Goethes Papagei: Johann Peter Eckermann (1792-1854)
«Wir sassen lange beisammen, in ruhiger, liebevoller Stimmung. Ich drückte seine Knie, ich vergass das Reden über seinem Anblick, ich konnte mich an ihm nicht satt sehen... Es war mir bei ihm unbeschreiblich wohl; ich fühlte mich beruhigt, so wie es jemandem sein mag, der nach vieler Mühe und langem Hoffen endlich seine liebsten Wünsche befriedigt sieht.» Am 10.Juni 1823 empfing Goethe erstmals den Mann, der ihn zum Abschluss von «Dichtung und Wahrheit» und «Faust II» bewegen sollte. Und der in 325 «Gesprächen» - bis 1832 geführt, 1836 und 1848 in 3 Bänden publiziert - ein Bild von ihm übermitteln sollte, in dem sich sein Dichten und Denken nochmals in ganzer Fülle und Tiefe spiegelte: Johann Peter Eckermann, 1792 als Hausierersohn in Winsen an der Luhe geboren, Hirt, Kanzlist, Maler und Literat, vor allem aber ein Mensch, der zuzuhören verstand, der ein phänomenales Gedächtnis besass und der dem Olympier so loyal diente, dass Heine ihn als «Papagei Goethes» verspotten und Nietzsche sein Werk das «beste deutsche Buch», nennen konnte, «das es gibt.»

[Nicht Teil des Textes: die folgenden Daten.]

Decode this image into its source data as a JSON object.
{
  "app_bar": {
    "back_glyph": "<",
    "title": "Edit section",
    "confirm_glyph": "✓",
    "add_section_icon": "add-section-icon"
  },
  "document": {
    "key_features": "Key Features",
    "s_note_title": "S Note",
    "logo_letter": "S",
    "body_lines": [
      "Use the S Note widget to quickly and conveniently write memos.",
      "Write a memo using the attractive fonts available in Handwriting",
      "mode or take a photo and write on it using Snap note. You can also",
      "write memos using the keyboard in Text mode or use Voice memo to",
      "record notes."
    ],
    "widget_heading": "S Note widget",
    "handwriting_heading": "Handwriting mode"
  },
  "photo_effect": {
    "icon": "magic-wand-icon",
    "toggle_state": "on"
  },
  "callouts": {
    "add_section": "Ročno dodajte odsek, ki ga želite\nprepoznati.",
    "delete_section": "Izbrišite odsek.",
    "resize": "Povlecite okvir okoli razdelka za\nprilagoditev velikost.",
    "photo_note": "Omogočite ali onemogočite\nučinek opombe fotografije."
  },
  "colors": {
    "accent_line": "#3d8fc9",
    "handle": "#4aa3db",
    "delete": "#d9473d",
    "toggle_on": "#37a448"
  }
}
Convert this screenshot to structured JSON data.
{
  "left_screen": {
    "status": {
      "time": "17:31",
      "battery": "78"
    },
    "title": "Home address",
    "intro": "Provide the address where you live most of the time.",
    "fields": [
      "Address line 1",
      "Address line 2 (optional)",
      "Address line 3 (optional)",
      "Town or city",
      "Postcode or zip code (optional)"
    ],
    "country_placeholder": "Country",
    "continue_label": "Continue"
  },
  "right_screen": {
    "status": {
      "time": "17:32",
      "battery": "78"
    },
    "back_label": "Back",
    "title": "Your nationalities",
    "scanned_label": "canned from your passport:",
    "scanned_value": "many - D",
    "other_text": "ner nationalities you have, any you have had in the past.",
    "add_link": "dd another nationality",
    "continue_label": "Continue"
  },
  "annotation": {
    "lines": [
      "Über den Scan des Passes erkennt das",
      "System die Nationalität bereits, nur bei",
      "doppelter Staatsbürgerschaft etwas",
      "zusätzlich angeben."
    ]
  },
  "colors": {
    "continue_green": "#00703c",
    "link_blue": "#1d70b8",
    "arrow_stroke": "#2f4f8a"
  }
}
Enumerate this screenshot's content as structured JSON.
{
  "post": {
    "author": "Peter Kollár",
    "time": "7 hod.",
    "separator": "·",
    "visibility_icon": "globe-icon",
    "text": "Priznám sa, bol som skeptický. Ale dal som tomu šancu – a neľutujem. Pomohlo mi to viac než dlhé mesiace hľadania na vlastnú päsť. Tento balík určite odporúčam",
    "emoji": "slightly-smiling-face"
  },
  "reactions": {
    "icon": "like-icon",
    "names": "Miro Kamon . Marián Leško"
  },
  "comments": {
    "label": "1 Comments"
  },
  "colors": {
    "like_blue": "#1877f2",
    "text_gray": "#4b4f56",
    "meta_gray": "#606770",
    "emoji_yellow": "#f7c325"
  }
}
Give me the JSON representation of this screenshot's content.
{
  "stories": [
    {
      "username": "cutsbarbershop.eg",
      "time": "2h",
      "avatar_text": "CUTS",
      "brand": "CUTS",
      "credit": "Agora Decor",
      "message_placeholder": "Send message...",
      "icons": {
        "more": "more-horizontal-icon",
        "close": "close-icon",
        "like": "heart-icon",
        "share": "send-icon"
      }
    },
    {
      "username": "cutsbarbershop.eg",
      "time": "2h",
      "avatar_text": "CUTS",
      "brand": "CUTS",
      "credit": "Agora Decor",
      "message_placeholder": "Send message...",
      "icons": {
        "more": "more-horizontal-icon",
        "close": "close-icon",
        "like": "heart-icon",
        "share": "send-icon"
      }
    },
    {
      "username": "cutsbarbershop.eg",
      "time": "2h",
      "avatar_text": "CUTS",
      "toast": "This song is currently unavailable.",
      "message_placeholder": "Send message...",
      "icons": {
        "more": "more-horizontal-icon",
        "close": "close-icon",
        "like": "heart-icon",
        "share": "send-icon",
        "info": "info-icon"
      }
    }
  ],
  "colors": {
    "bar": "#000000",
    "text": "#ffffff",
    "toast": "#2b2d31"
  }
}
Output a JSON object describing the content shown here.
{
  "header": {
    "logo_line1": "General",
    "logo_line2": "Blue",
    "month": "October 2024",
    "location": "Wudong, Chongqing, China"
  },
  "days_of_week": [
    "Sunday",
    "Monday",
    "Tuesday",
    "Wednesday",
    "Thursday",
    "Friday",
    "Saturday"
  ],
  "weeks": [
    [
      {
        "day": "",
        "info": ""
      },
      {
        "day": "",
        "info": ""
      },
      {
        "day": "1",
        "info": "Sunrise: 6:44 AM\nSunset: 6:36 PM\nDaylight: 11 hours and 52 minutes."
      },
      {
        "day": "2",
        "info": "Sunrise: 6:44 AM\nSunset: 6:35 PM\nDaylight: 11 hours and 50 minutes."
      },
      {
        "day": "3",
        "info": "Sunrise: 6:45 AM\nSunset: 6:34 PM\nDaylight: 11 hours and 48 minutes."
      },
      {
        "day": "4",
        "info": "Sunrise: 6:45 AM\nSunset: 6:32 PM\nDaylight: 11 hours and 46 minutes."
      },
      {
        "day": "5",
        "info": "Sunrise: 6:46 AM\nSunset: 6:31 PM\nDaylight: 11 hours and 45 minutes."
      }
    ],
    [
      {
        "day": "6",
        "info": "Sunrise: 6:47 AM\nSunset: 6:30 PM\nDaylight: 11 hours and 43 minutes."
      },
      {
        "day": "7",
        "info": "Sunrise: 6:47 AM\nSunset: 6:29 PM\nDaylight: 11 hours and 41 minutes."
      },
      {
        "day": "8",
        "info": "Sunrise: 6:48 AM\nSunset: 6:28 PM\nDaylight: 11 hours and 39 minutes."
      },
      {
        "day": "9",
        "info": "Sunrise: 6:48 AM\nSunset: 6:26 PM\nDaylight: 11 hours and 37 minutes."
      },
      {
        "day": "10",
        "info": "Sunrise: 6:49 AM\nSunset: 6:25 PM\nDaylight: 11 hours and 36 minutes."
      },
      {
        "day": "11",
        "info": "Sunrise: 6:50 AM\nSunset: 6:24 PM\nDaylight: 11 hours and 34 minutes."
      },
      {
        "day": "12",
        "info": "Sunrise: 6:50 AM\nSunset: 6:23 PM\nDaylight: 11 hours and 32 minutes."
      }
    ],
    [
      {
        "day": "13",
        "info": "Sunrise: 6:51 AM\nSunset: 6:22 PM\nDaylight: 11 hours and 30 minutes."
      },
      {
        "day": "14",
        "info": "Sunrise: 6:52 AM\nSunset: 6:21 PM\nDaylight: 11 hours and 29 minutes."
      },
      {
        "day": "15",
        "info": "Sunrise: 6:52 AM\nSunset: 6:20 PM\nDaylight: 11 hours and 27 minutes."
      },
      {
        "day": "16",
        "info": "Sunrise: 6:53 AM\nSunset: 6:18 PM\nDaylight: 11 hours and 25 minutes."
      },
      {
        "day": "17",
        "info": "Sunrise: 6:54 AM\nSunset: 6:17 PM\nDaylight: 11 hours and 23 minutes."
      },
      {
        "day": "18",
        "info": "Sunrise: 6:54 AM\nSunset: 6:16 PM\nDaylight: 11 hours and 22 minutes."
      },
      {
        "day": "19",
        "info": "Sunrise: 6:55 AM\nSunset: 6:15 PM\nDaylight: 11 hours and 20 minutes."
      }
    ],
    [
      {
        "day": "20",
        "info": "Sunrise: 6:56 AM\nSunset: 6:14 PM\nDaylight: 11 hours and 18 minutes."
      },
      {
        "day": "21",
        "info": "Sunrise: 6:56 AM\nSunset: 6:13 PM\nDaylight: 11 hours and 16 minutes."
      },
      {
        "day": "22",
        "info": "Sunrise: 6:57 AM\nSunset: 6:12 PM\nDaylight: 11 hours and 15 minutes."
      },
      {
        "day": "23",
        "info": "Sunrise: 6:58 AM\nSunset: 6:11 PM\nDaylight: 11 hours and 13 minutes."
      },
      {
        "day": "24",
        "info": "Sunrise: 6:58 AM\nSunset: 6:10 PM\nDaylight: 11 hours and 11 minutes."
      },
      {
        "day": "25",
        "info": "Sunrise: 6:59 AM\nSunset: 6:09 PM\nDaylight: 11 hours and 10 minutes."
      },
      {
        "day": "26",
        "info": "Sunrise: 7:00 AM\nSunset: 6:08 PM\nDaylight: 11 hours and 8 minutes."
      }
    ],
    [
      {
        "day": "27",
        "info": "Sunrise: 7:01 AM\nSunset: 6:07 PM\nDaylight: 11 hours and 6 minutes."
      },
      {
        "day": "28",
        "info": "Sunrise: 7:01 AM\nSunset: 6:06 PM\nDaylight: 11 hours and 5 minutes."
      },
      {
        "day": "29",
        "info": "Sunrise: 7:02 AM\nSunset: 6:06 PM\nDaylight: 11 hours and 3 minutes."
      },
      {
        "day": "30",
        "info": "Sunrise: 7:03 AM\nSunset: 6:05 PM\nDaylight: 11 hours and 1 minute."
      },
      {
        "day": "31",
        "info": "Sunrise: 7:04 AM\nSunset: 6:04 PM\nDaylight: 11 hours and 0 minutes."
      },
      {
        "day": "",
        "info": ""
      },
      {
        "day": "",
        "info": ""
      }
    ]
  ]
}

Die «Gespräche» zeigen nicht nur den Glanz, sondern bisweilen auch die Abgründe von Goethes Existenz - wenn hinter der ruhigen Gelassenheit z.B. Sätze aufleuchten wie: «Wollte ich mich ungehindert gehen lassen, so läge es wohl in mir, mich selbst und meine Umgebung zugrunde zu richten.»
Nirgends aber kommt die Tragik des treuen Eckermann zum Ausdruck, der Goethe ohne Lohn diente und, obschon zum Herausgeber von dessen Werk bestimmt, am 3.Dezember 1854 gänzlich verarmt starb. Das Schönste, was er nebst den «Gesprächen» hinterliess, sind die Gedichte an Auguste Kladzig, eine Schauspielerin, die er zärtlich liebte, bis er das einer anderen gegebene Versprechen nach 12 Jahren Verlobung gentlemanlike einlöste. «Schon sitz ich wieder nah an deiner Seite» heisst es da einmal, «wir lesen wieder, wie wir sonst getan./ Vereint ins Buch zu sehn ist grosse Freude, / Doch grössre, sieht man sich einander an.»